Below is a (non-normative) example of a service record retrieved from a YARN application.
{ "type" : "JSONServiceRecord", "description" : "Slider Application Master", "yarn:persistence" : "application", "yarn:id" : "application_1414052463672_0028", "external" : [ { "api" : "classpath:org.apache.slider.appmaster", "addressType" : "host/port", "protocol" : "hadoop/IPC", "addresses" : [ { "port" : "48551", "host" : "nn.example.com" } ] }, { "api" : "http://", "addressType" : "uri", "protocol" : "web", "addresses" : [ { "uri" : "http://nn.example.com:40743" } ] }, { "api" : "classpath:org.apache.slider.management", "addressType" : "uri", "protocol" : "REST", "addresses" : [ { "uri" : "http://nn.example.com:40743/ws/v1/slider/mgmt" } ] }, { "api" : "classpath:org.apache.slider.publisher", "addressType" : "uri", "protocol" : "REST", "addresses" : [ { "uri" : "http://nn.example.com:40743/ws/v1/slider/publisher" } ] }, { "api" : "classpath:org.apache.slider.registry", "addressType" : "uri", "protocol" : "REST", "addresses" : [ { "uri" : "http://nn.example.com:40743/ws/v1/slider/registry" } ] }, { "api" : "classpath:org.apache.slider.publisher.configurations", "addressType" : "uri", "protocol" : "REST", "addresses" : [ { "uri" : "http://nn.example.com:40743/ws/v1/slider/publisher/slider" } ] }, { "api" : "classpath:org.apache.slider.publisher.exports", "addressType" : "uri", "protocol" : "REST", "addresses" : [ { "uri" : "http://nn.example.com:40743/ws/v1/slider/publisher/exports" } ] } ], "internal" : [ { "api" : "classpath:org.apache.slider.agents.secure", "addressType" : "uri", "protocol" : "REST", "addresses" : [ { "uri" : "https://nn.example.com:52705/ws/v1/slider/agents" } ] }, { "api" : "classpath:org.apache.slider.agents.oneway", "addressType" : "uri", "protocol" : "REST", "addresses" : [ { "uri" : "https://nn.example.com:33425/ws/v1/slider/agents" } ] } ] }
It publishes a number of endpoints, both internal and external.
External:
Internal:
Python agents running in the containers retrieve the internal endpoint URLs to communicate with their AM. The record is resolved on container startup and cached until communications problems occur.

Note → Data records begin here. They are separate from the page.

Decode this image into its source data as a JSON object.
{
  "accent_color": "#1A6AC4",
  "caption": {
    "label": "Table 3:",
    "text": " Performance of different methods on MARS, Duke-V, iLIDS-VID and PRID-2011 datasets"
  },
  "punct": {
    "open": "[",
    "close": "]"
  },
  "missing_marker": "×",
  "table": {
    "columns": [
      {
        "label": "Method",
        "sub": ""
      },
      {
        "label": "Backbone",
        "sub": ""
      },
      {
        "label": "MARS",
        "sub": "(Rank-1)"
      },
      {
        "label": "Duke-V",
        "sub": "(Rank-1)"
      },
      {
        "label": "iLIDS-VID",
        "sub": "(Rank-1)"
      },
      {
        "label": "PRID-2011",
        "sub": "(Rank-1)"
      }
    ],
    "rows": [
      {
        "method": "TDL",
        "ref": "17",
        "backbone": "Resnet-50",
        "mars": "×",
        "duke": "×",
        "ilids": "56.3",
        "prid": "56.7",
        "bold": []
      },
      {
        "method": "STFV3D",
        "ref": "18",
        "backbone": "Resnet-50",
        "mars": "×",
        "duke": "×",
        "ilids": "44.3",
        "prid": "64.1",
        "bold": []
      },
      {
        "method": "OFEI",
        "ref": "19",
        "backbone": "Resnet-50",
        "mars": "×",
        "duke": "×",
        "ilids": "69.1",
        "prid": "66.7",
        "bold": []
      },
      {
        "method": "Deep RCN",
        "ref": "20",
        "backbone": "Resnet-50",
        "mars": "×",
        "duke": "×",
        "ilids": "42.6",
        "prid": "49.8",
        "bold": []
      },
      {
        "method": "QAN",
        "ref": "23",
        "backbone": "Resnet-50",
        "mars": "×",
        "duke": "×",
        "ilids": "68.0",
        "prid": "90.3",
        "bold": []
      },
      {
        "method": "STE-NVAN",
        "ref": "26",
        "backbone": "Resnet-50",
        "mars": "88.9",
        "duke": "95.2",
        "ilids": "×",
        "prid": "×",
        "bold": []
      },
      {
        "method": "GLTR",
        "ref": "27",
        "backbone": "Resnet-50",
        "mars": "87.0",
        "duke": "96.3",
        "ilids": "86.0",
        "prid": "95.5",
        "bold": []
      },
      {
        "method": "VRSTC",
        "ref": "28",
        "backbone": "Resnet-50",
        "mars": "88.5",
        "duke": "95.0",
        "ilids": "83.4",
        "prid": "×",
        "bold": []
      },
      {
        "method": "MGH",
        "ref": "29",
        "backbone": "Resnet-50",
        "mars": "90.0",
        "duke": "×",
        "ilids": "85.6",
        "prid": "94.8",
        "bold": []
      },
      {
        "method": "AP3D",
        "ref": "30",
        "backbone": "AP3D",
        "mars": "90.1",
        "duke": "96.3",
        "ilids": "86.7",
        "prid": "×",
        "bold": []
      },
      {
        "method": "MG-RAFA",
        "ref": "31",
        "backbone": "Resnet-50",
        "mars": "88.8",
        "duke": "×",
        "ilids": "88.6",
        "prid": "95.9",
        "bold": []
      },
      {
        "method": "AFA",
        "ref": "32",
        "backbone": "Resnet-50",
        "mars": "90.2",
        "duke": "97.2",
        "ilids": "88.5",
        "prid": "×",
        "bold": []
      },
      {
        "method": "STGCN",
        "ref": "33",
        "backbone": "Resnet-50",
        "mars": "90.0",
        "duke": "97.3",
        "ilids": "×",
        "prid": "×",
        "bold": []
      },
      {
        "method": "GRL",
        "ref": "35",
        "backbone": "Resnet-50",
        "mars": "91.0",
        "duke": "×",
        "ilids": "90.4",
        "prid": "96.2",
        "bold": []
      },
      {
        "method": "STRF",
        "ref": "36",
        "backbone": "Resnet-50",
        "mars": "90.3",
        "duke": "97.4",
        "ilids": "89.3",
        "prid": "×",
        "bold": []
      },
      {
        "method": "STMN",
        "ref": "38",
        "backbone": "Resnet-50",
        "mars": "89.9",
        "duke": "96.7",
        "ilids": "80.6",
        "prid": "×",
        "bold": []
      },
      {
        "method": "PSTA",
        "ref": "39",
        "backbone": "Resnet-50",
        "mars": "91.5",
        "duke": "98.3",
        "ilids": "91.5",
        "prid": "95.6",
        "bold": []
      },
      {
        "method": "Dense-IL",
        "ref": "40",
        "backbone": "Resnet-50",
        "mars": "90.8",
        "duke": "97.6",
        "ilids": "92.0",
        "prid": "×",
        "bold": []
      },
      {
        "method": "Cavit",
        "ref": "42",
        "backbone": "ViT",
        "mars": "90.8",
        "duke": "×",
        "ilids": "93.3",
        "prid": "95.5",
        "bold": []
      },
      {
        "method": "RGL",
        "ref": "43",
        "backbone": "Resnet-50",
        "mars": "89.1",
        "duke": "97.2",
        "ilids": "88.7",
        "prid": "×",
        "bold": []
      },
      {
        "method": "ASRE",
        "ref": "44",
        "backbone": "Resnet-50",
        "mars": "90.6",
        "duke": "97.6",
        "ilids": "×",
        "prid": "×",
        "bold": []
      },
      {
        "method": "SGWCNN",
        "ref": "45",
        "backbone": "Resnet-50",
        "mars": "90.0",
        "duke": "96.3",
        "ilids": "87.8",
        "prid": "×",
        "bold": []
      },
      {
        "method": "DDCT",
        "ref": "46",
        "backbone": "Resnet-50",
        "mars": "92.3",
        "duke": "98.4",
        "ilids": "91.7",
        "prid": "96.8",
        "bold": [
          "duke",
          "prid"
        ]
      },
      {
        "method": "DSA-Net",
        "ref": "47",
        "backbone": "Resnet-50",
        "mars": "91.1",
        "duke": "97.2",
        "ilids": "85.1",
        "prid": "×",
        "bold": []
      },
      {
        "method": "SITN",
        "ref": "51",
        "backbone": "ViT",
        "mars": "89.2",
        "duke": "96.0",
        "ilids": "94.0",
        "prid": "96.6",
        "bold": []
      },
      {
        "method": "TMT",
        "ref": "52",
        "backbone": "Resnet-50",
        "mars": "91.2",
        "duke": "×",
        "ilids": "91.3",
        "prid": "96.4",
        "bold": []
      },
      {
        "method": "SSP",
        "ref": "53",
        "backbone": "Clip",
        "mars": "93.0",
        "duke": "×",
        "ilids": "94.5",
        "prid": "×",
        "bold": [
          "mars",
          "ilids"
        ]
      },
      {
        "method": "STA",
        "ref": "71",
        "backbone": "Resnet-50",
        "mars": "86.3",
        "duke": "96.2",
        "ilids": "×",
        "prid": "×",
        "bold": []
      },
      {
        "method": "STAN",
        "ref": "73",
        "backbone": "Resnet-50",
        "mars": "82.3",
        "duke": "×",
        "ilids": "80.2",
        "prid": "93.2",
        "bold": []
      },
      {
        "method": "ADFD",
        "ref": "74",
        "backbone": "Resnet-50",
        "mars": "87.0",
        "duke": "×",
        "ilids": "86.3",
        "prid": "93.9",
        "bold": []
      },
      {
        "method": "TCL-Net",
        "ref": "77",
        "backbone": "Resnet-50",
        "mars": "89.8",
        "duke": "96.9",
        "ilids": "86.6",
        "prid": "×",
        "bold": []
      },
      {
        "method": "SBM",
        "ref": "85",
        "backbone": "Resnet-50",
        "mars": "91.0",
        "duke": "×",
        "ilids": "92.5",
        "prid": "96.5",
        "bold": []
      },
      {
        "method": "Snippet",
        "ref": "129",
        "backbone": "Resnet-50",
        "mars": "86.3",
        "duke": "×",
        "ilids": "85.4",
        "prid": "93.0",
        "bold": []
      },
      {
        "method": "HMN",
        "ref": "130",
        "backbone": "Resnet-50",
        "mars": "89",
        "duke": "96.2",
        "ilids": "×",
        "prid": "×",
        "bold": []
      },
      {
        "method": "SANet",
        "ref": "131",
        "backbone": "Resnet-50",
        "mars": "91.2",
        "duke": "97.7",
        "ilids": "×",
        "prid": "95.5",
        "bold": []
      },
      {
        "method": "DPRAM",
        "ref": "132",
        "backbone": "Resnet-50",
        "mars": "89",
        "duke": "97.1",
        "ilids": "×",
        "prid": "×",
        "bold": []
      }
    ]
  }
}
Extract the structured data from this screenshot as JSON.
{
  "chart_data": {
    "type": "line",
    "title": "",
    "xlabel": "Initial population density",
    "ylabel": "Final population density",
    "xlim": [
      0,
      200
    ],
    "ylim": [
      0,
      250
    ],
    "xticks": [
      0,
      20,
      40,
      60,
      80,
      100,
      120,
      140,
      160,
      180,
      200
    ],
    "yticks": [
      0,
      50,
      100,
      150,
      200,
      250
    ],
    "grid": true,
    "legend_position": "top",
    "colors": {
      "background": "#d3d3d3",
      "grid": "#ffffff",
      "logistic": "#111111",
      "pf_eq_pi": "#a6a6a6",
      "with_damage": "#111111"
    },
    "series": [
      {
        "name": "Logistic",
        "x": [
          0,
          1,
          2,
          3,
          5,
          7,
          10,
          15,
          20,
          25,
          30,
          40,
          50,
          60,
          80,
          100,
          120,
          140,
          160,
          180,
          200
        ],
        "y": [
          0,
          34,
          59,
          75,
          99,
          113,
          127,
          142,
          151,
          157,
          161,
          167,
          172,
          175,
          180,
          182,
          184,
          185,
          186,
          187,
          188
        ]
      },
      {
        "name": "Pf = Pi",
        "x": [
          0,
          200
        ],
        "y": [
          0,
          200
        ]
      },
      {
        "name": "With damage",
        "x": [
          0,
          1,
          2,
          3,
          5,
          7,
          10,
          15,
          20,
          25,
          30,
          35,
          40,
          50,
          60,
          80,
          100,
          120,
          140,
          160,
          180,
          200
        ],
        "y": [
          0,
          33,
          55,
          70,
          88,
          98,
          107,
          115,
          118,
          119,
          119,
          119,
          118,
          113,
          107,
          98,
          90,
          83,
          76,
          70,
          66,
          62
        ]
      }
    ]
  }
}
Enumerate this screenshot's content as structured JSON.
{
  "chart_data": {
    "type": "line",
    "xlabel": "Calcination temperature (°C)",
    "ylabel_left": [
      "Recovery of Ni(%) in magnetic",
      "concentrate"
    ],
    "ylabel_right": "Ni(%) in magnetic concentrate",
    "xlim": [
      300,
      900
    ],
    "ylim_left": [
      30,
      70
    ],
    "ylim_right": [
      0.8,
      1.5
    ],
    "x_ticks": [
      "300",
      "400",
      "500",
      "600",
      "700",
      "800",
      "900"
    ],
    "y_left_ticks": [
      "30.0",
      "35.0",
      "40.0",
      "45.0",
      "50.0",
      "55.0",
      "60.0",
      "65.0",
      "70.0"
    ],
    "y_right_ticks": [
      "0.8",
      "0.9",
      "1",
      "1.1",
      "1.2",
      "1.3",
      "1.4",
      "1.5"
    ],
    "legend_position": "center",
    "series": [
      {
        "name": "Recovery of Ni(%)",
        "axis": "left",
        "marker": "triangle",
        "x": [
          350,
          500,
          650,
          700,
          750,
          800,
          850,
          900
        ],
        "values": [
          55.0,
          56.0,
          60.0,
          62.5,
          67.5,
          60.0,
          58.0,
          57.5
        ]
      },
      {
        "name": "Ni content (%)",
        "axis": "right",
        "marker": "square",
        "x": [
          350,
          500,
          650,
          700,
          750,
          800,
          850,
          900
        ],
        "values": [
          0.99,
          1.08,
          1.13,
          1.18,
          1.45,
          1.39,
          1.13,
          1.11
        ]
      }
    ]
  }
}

At that point the registry is queried for the current record, then an attempt is made to reconnect to the AM.
Here “connectivity” problems means both “low level socket/IO errors” and “failures in HTTPS authentication”. The agents use two-way HTTPS authentication —if the AM fails and another application starts listening on the same ports it will trigger an authentication failure and hence service record reread.